Datum: 27. März 2018
Position: 38°31,8’N, 028°37,5’W
Etmal: 0 NM
Wetter: Wasser 17°C, Luft 18°C, Windstärke 4
von Rasmus
Der Tag begann schon früh (wiederholt mit frischen Brötchen vom Bäcker zum Frühstück). Um auch ein bisschen etwas von der Insel zu sehen und zu erleben, fuhren wir mit einem gemieteten Reisebus sowie einem Reiseleiter über die Insel Faial. So konnten wir die Stadt Horta dann aus weiter Entfernung bestaunen. Unser erster Stopp fand an einem Aussichtspunkt bei einer Jesus-Statur statt. Von dort aus konnte man den Hafen mit den inzwischen vier gelandeten Traditionsseglern (Thor Heyerdahl, Regina Maris, Thalassa und der Roald) sehen. Wir fuhren weiter den Bergkamm hinauf, bis wir an einen Vulkankrater kamen, der 2 Kilometer breit und 400 Meter tief war. Das sah sehr beeindruckend aus! Nach dem Krater sind wir weiter zu einem Vulkanmuseum gefahren. Wir konnten uns über die Entstehung der Welt und der Azoren informieren. Zum Museum gehört auch einen Leuchtturm, der an der Klippe steht und von dem man einen sehr schönen Ausblick auf das Wasser hat. Der Leuchtturm hat seine Funktion verloren, als 1957 ein Unterwasservulkan direkt vor der Küste ausbrach und die „Ponta dos Capelinhos“ erschaffen hat. Dabei wurde der Leuchtturm fast ganz von Vulkanasche begraben, lediglich die obersten drei Fenster schauten heraus. Heute ist das Untergeschoss des Gebäudes noch immer voller Vulkanasche.

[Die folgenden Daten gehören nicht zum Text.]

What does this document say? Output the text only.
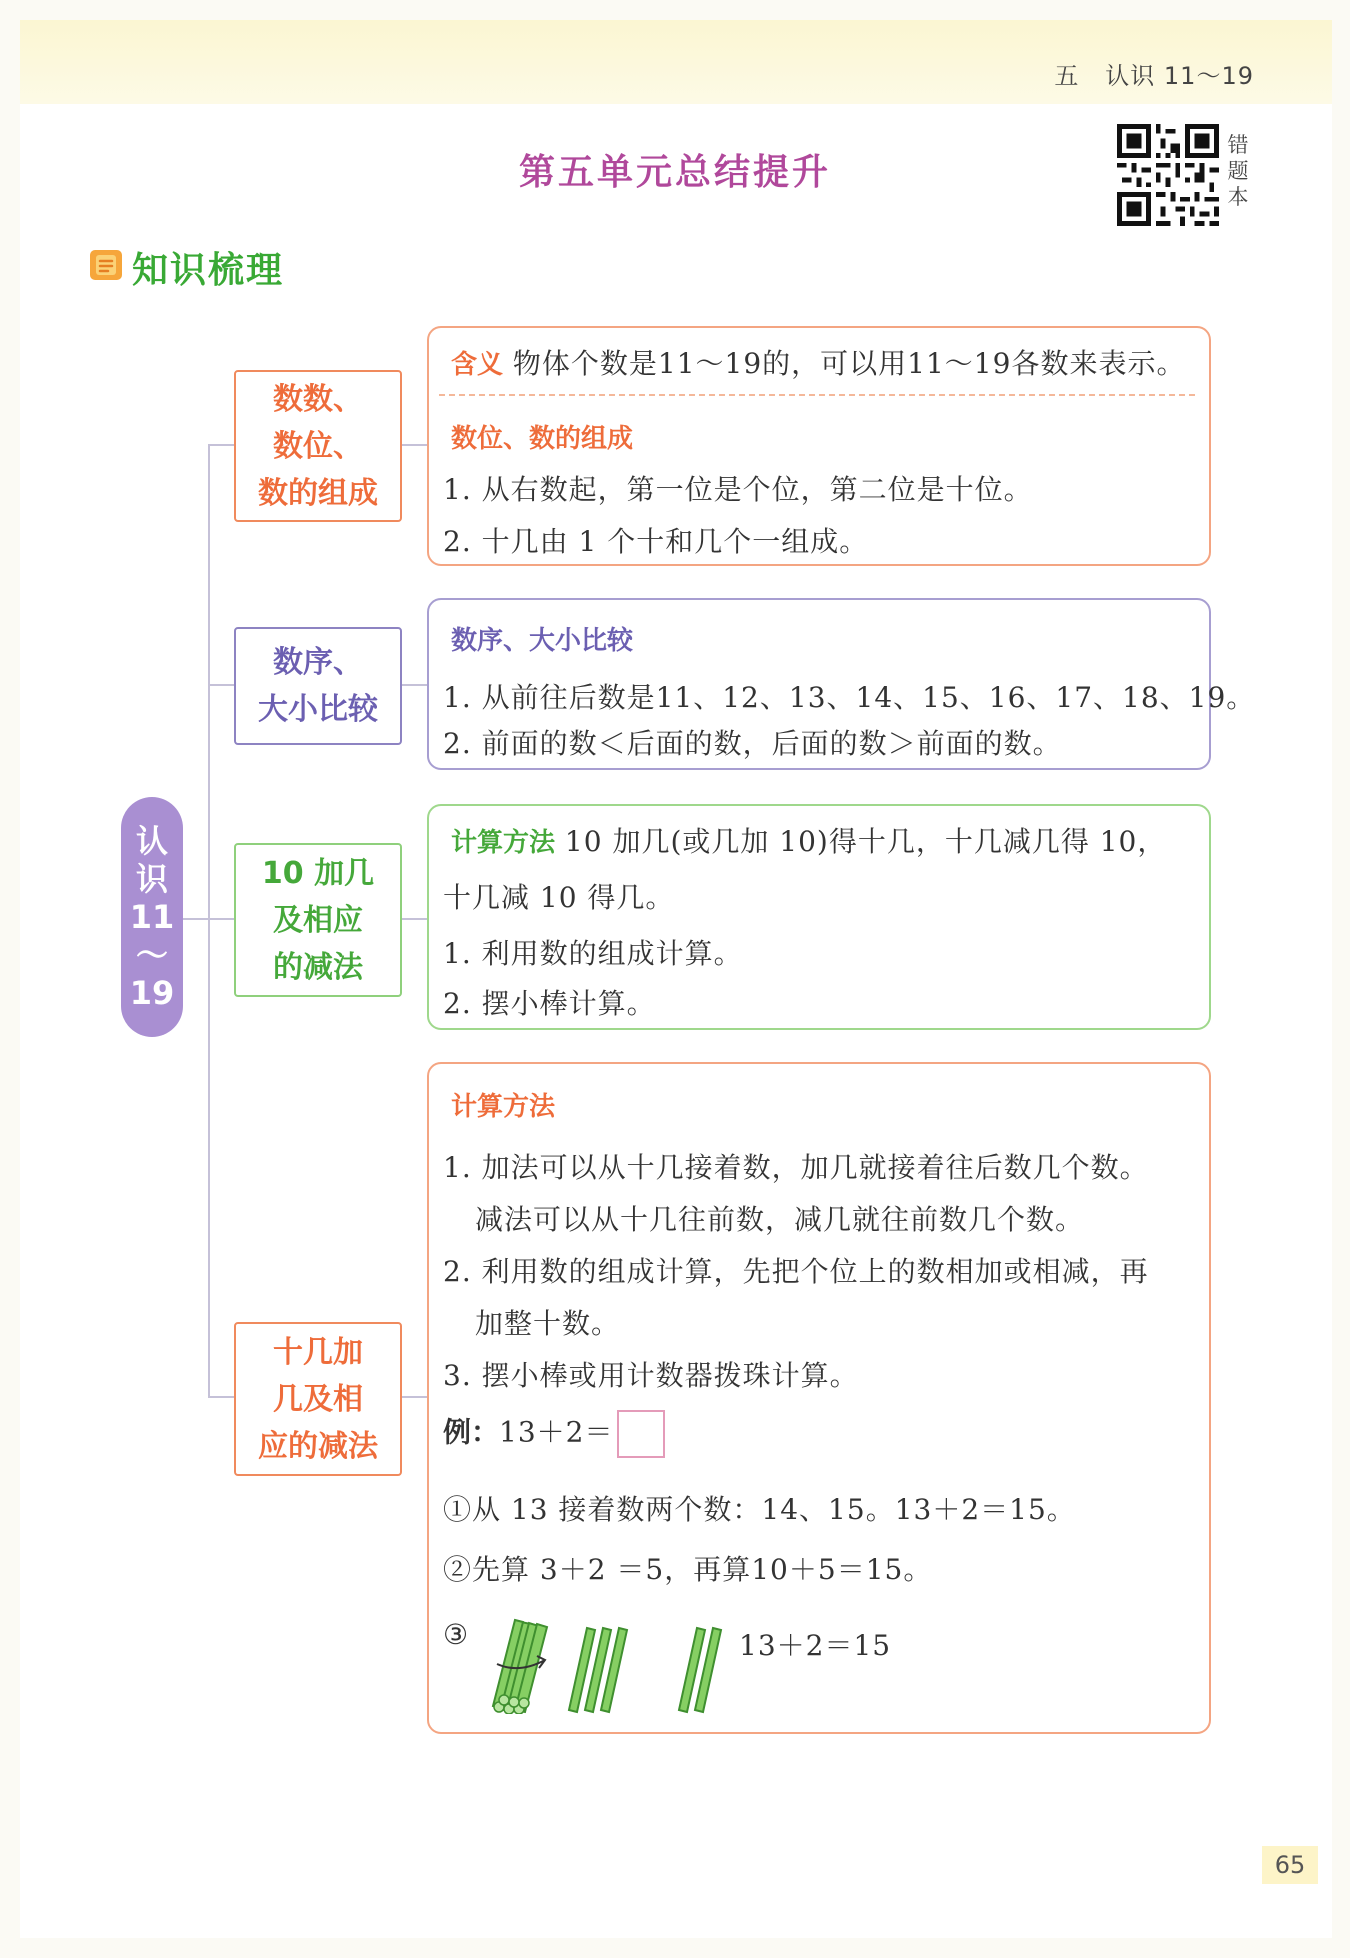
五 认识 11～19
第五单元总结提升
错
题
本
知识梳理
认
识
11
～
19
数数、
数位、
数的组成
数序、
大小比较
10 加几
及相应
的减法
十几加
几及相
应的减法
含义 物体个数是11～19的，可以用11～19各数来表示。
数位、数的组成
1. 从右数起，第一位是个位，第二位是十位。
2. 十几由 1 个十和几个一组成。
数序、大小比较
1. 从前往后数是11、12、13、14、15、16、17、18、19。
2. 前面的数＜后面的数，后面的数＞前面的数。
计算方法 10 加几(或几加 10)得十几，十几减几得 10，
十几减 10 得几。
1. 利用数的组成计算。
2. 摆小棒计算。
计算方法
1. 加法可以从十几接着数，加几就接着往后数几个数。
减法可以从十几往前数，减几就往前数几个数。
2. 利用数的组成计算，先把个位上的数相加或相减，再
加整十数。
3. 摆小棒或用计数器拨珠计算。
例：13＋2＝
①从 13 接着数两个数：14、15。13＋2＝15。
②先算 3＋2 ＝5，再算10＋5＝15。
③	13＋2＝15
65
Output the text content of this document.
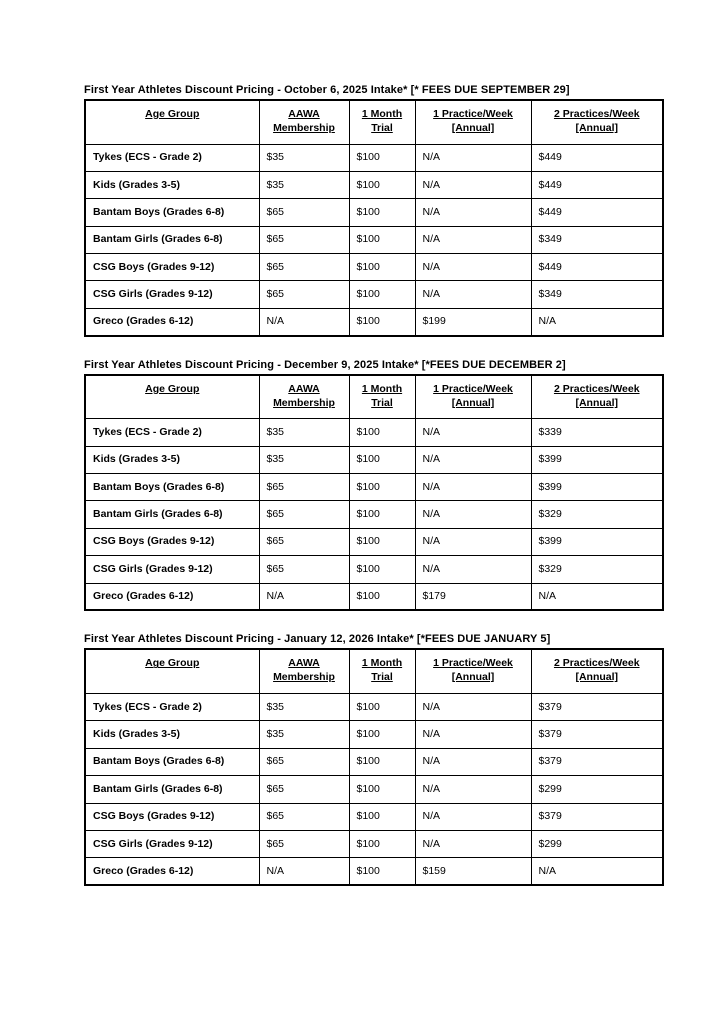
First Year Athletes Discount Pricing - October 6, 2025 Intake* [* FEES DUE SEPTEMBER 29]
Age Group	AAWA Membership	1 Month Trial	1 Practice/Week [Annual]	2 Practices/Week [Annual]
Tykes (ECS - Grade 2)	$35	$100	N/A	$449
Kids (Grades 3-5)	$35	$100	N/A	$449
Bantam Boys (Grades 6-8)	$65	$100	N/A	$449
Bantam Girls (Grades 6-8)	$65	$100	N/A	$349
CSG Boys (Grades 9-12)	$65	$100	N/A	$449
CSG Girls (Grades 9-12)	$65	$100	N/A	$349
Greco (Grades 6-12)	N/A	$100	$199	N/A
First Year Athletes Discount Pricing - December 9, 2025 Intake* [*FEES DUE DECEMBER 2]
Age Group	AAWA Membership	1 Month Trial	1 Practice/Week [Annual]	2 Practices/Week [Annual]
Tykes (ECS - Grade 2)	$35	$100	N/A	$339
Kids (Grades 3-5)	$35	$100	N/A	$399
Bantam Boys (Grades 6-8)	$65	$100	N/A	$399
Bantam Girls (Grades 6-8)	$65	$100	N/A	$329
CSG Boys (Grades 9-12)	$65	$100	N/A	$399
CSG Girls (Grades 9-12)	$65	$100	N/A	$329
Greco (Grades 6-12)	N/A	$100	$179	N/A
First Year Athletes Discount Pricing - January 12, 2026 Intake* [*FEES DUE JANUARY 5]
Age Group	AAWA Membership	1 Month Trial	1 Practice/Week [Annual]	2 Practices/Week [Annual]
Tykes (ECS - Grade 2)	$35	$100	N/A	$379
Kids (Grades 3-5)	$35	$100	N/A	$379
Bantam Boys (Grades 6-8)	$65	$100	N/A	$379
Bantam Girls (Grades 6-8)	$65	$100	N/A	$299
CSG Boys (Grades 9-12)	$65	$100	N/A	$379
CSG Girls (Grades 9-12)	$65	$100	N/A	$299
Greco (Grades 6-12)	N/A	$100	$159	N/A
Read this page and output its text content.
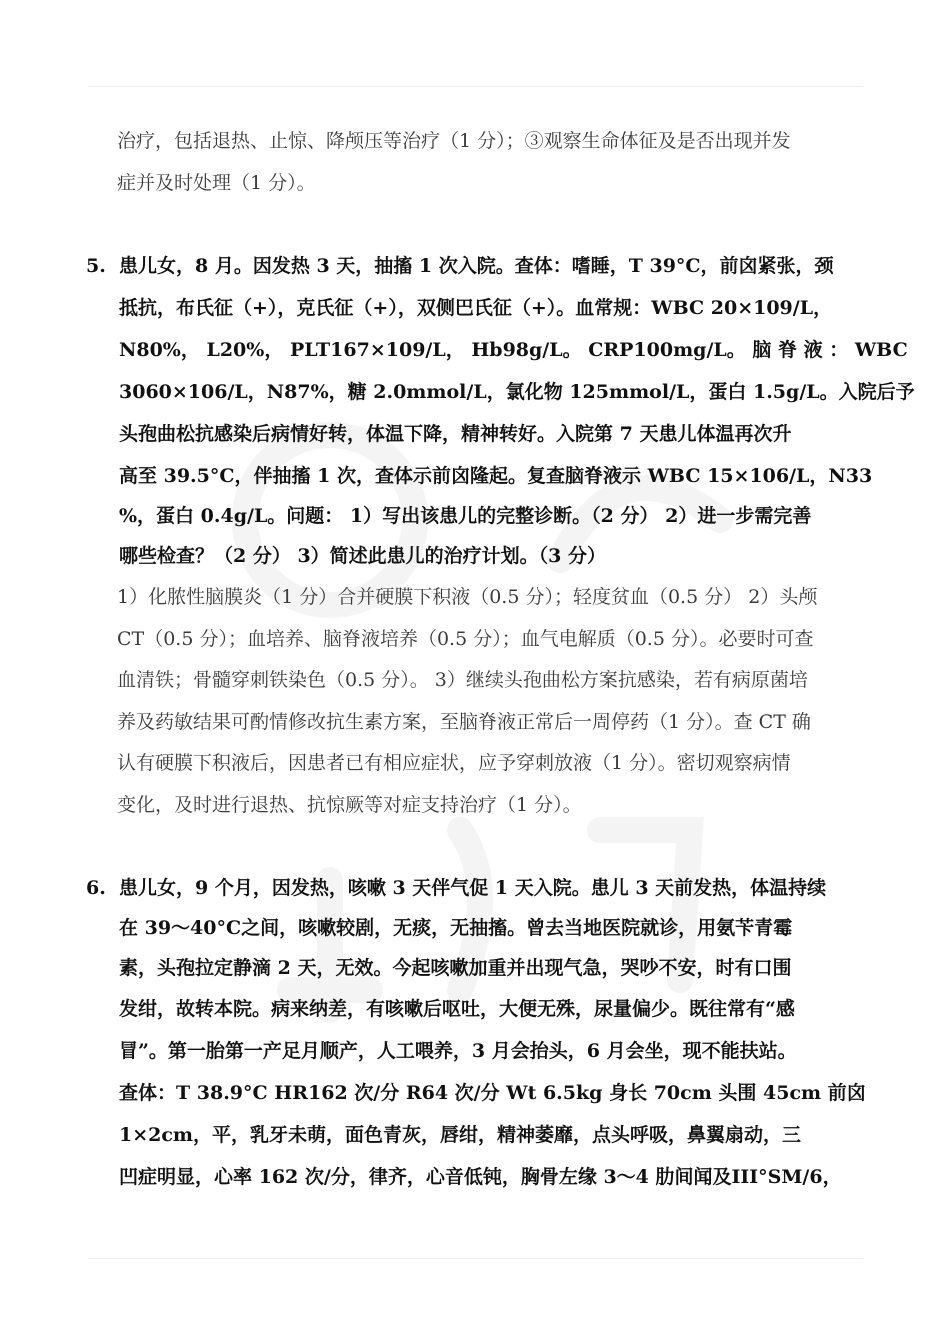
治疗，包括退热、止惊、降颅压等治疗（1 分）；③观察生命体征及是否出现并发
症并及时处理（1 分）。
5. 患儿女，8 月。因发热 3 天，抽搐 1 次入院。查体：嗜睡，T 39°C，前囟紧张，颈
抵抗，布氏征（+），克氏征（+），双侧巴氏征（+）。血常规：WBC 20×109/L，
N80%， L20%， PLT167×109/L， Hb98g/L。 CRP100mg/L。 脑 脊 液 ： WBC
3060×106/L，N87%，糖 2.0mmol/L，氯化物 125mmol/L，蛋白 1.5g/L。入院后予
头孢曲松抗感染后病情好转，体温下降，精神转好。入院第 7 天患儿体温再次升
高至 39.5°C，伴抽搐 1 次，查体示前囟隆起。复查脑脊液示 WBC 15×106/L，N33
%，蛋白 0.4g/L。问题： 1）写出该患儿的完整诊断。（2 分） 2）进一步需完善
哪些检查？（2 分） 3）简述此患儿的治疗计划。（3 分）
1）化脓性脑膜炎（1 分）合并硬膜下积液（0.5 分）；轻度贫血（0.5 分） 2）头颅
CT（0.5 分）；血培养、脑脊液培养（0.5 分）；血气电解质（0.5 分）。必要时可查
血清铁；骨髓穿刺铁染色（0.5 分）。 3）继续头孢曲松方案抗感染，若有病原菌培
养及药敏结果可酌情修改抗生素方案，至脑脊液正常后一周停药（1 分）。查 CT 确
认有硬膜下积液后，因患者已有相应症状，应予穿刺放液（1 分）。密切观察病情
变化，及时进行退热、抗惊厥等对症支持治疗（1 分）。
6. 患儿女，9 个月，因发热，咳嗽 3 天伴气促 1 天入院。患儿 3 天前发热，体温持续
在 39～40°C之间，咳嗽较剧，无痰，无抽搐。曾去当地医院就诊，用氨苄青霉
素，头孢拉定静滴 2 天，无效。今起咳嗽加重并出现气急，哭吵不安，时有口围
发绀，故转本院。病来纳差，有咳嗽后呕吐，大便无殊，尿量偏少。既往常有“感
冒”。第一胎第一产足月顺产，人工喂养，3 月会抬头，6 月会坐，现不能扶站。
查体：T 38.9°C HR162 次/分 R64 次/分 Wt 6.5kg 身长 70cm 头围 45cm 前囟
1×2cm，平，乳牙未萌，面色青灰，唇绀，精神萎靡，点头呼吸，鼻翼扇动，三
凹症明显，心率 162 次/分，律齐，心音低钝，胸骨左缘 3～4 肋间闻及III°SM/6，
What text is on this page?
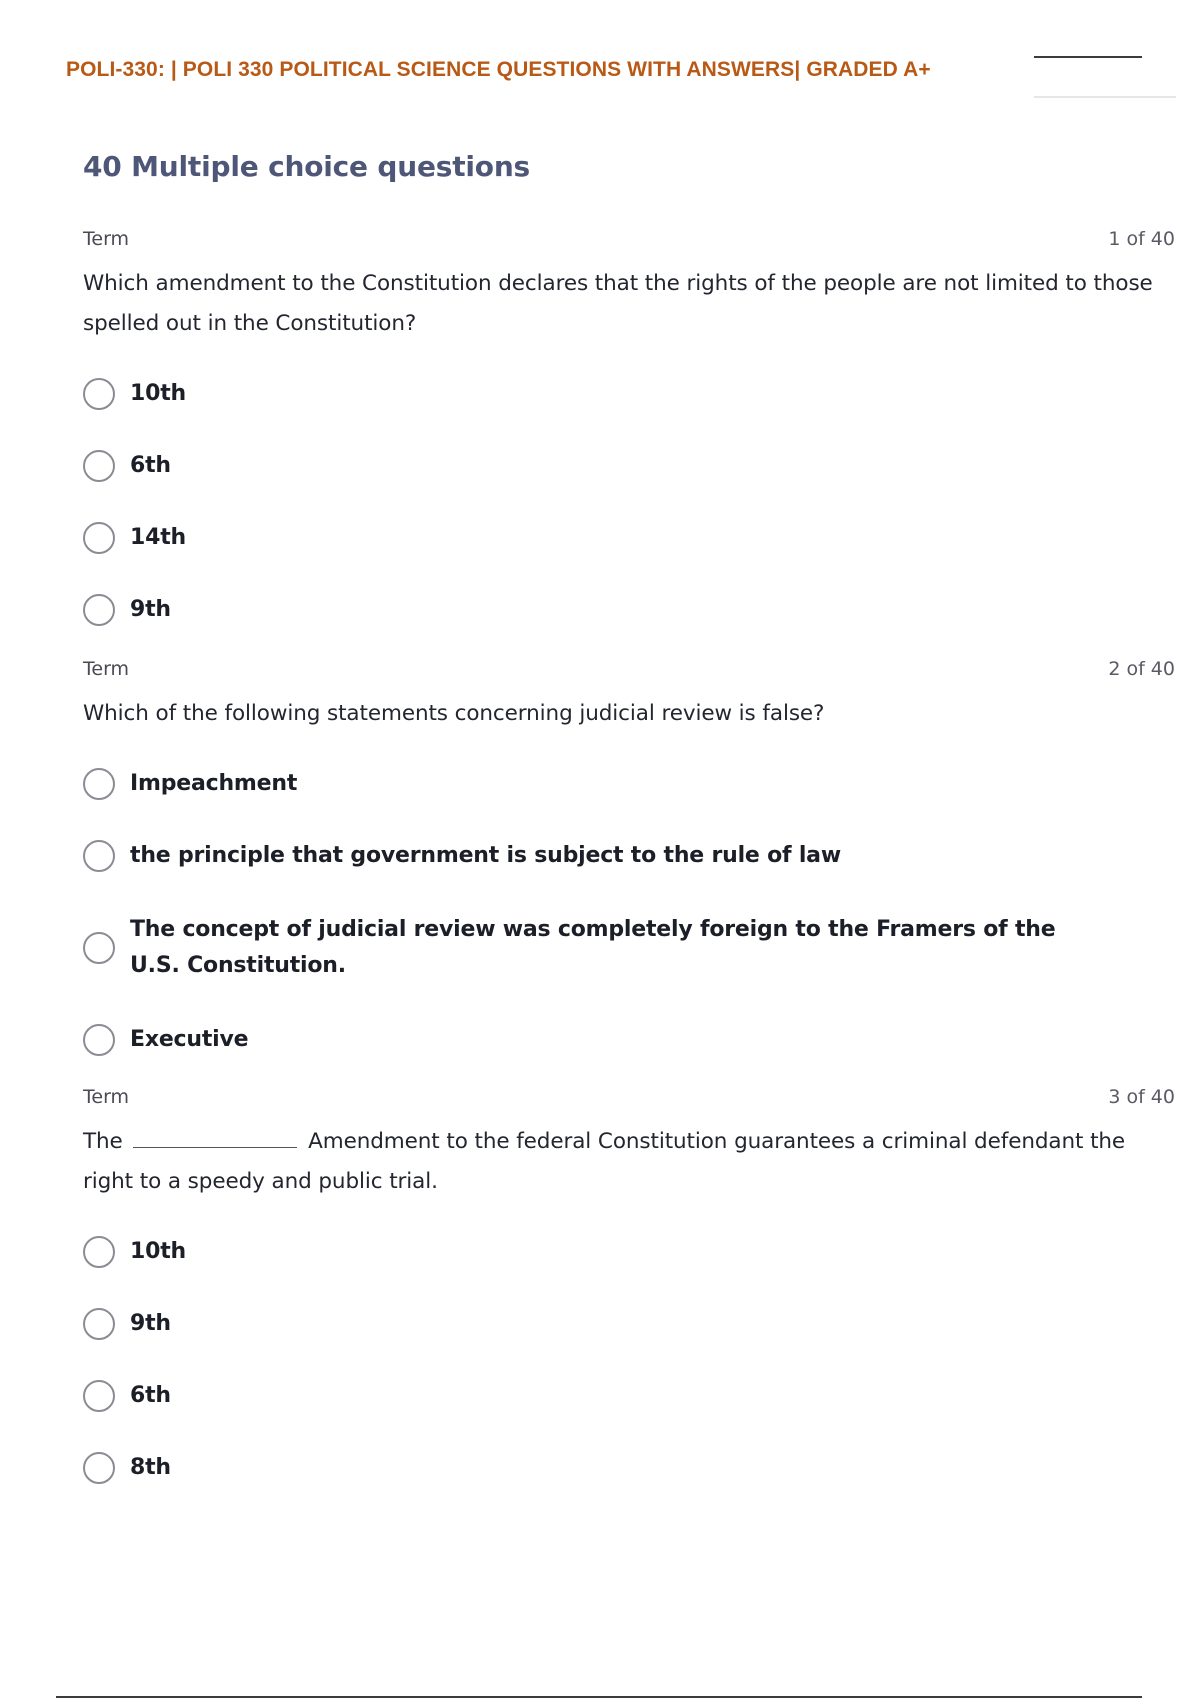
POLI-330: | POLI 330 POLITICAL SCIENCE QUESTIONS WITH ANSWERS| GRADED A+
40 Multiple choice questions
Term	1 of 40
Which amendment to the Constitution declares that the rights of the people are not limited to those spelled out in the Constitution?
10th
6th
14th
9th
Term	2 of 40
Which of the following statements concerning judicial review is false?
Impeachment
the principle that government is subject to the rule of law
The concept of judicial review was completely foreign to the Framers of the U.S. Constitution.
Executive
Term	3 of 40
The	Amendment to the federal Constitution guarantees a criminal defendant the right to a speedy and public trial.
10th
9th
6th
8th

Zum Mittag waren wir pünktlich zurück an Bord, wo auch schon gleich das „Kammerwechsel- Chaos“ begann. Um 18:00 Uhr hatten wir alle unsere Sachen eingepackt, die Kammern geputzt, waren in die neuen Kammern eingezogen und hatten unsere Sachen eingeräumt. Nach dieser Aktion gab es für jeden von uns eine so große Pizza, dass für alle sogar noch etwas für die nächsten Tage übergeblieben ist. Am Abend haben wir uns mit den Schülern der anderen drei Großsegler getroffen und zusammen „gechillt“. Endlich wieder ein paar Jugendliche, mit denen wir uns auf Deutsch unterhalten konnten und die auch fast die gleichen Interessen hatten und in den letzten Monaten ähnliche Dinge wie wir erlebt hatten.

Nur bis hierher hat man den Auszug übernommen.